23    Simchat Torah – “rejoicing with the Torah” – celebrating the end of one cycle of Torah reading and the beginning of the next.

Cheshvan (no holidays)

Kislev

24 – Tevet 2   Chanukah (“rededication of the Temple”). This eight-day holiday commemorates the Maccabee Revolt of 164 B.C.E. At this time, Judea and Jerusalem were ruled by a Greek dynasty based in Syria, and under King Antiochus IV, practice of Judaism was forbidden and Jews were forced to offer sacrifices to Zeus. The Maccabees, a family of priests, led the revolt against Antiochus, took Jerusalem from the Greeks, and rededicated the Temple. Throughout the holiday, the menorah is lit, each day with one more lamp or candle

Tevet

1-2    Chanukah (see above)

10    Fast day in commemoration of the Babylonian siege of Jerusalem in 586 B.C.E.

Shevat

15    Tu b’Shevat / New Year of the trees – often marked by a seder modelled on the Pesach seder.

Adar

(I & II – in a leap-year, there are two Adars, and Purim is celebrated in the second Adar)

13  Fast of Esther – commemorating the three day fast observed by the Jewish people in the story of Purim.

14    Purim – celebrating the rescue of the Jews in Persia from Haman’s plot to exterminate them (usually dated to sometime in the 400s B.C.E.).

15  Shushan Purim – the day after Purim, commemorating the day when the Jews of Shushan, the Persian capital, finally rested after defeating their enemies.

 
Acknowledgements – Rebecca Lesses, Ithaca College,
Rabbi Paul Jacobson, Sydney, and Cantor David Bentley, Brisbane.
Reviewed January 2014

Torah reading

The entire Torah (five books of Moses, Genesis through Deuteronomy) is read over the year, a portion of the book being read every Shabbat morning.
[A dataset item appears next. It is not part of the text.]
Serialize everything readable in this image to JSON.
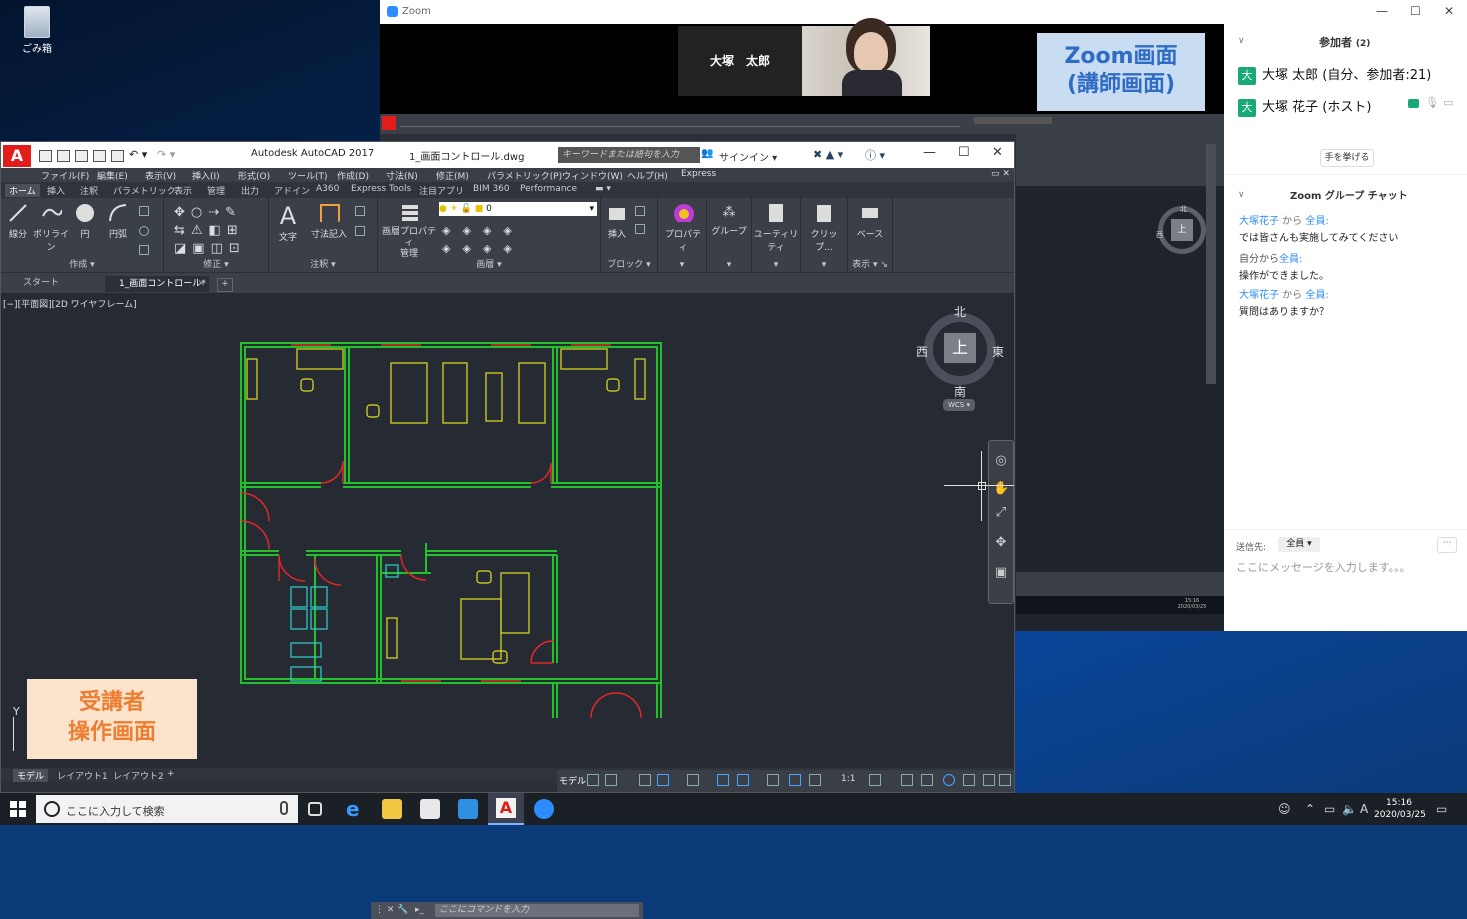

This annual cycle of readings begins on Simchat Torah (“rejoicing of the Torah”), occuring in September or October each year.  On Simchat Torah, the last chapters of the book of Dvarim (Deuteronomy) are finished and the first book of the Torah, Breshit (Genesis) is begun. Therefore, each Shabbat has its own special character imparted by the Torah reading for that day. In addition to the Torah reading, there is always a reading from the Prophets (called the “Haftarah,” meaning “completion”) to accompany it.  About two thirds of these are thematically connecxte with that week's Torah reading. Others are chosen to reflect the liturgical calendar, such as the New Month or a festival.